Gluten Free Chocolate Zucchini Muffins
(I got 18 muffins with this recipe)
- 1 cup extra finely ground brown rice flour
- 1/3 cup potato starch (not flour)
- 2 Tbs plus 2 tsp Tapioca Flour /Starch
- 1/2 cup unsweetened cocoa powder
- 1 Tbsp baking powder
- 1 tsp baking soda
- 1 tsp xanthan gum
- 1/4 tsp sea salt
- 2/3 cup agave nectar
- 1/2 cup coconut oil (melt if solid)
- 1/4 cup full fat coconut milk plus 2 Tbs water
- 2 eggs
- 1 cup shredded zucchini
1. Preheat oven to 350 degrees. Prepare muffin pan with paper liners or spray with non stick spray.
2. In a mixing bowl, combine flour, cocoa powder, baking powder, baking soda, xanthan gum, and salt. In a second bowl, combine agave nectar, coconut oil, coconut milk,water, eggs and zucchini. Add the flour mixture to the “wet ingredients” and mix well until fully blended.
3. Divide batter evenly between muffin cups, filling each to about 1/2- 3/4 full.
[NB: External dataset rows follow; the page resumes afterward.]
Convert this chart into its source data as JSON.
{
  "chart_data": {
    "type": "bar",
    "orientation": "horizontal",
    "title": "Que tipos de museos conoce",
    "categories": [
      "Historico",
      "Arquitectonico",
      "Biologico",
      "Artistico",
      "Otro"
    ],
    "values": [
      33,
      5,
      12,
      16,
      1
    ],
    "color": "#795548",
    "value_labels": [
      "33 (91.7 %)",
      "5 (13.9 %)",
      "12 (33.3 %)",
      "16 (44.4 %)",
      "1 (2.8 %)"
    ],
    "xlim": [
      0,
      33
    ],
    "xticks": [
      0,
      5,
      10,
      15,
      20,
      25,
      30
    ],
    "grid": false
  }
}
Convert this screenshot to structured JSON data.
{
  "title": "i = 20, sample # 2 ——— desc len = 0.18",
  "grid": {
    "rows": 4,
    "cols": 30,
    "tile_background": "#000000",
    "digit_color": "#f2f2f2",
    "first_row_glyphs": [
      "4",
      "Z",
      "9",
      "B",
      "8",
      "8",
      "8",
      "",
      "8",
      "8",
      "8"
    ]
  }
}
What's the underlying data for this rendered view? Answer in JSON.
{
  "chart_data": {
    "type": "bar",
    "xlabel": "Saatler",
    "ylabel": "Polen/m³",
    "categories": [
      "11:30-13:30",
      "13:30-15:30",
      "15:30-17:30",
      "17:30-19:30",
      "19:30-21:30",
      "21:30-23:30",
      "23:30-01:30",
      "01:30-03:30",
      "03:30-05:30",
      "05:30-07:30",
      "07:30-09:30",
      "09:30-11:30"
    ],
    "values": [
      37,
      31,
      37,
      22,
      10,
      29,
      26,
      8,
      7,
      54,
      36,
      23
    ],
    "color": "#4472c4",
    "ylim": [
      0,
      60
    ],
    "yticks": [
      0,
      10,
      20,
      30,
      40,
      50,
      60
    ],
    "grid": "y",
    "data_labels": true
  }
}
Bake for 20-25 minutes.
These were really good! I could taste the yummy coconut flavor in them too with the oil and coconut milk. Next time, I want to try them with less fat and sugar etc but I am learning to follow the recipe to exactness on the first try making it . I will update you when I make them again. Also, see her site for just plain chocolate muffins (use 1 c. applesauce in place of the zucchini). I filled these about 1/2 to 3/4 full and then wet my fingers with water to smooth the tops so that they’d be even. They are filling and rich tasting. For an even richer treat, add chocolate chips as she did or raisins. Thanks again ladybugsandbees of gluten-free naturally!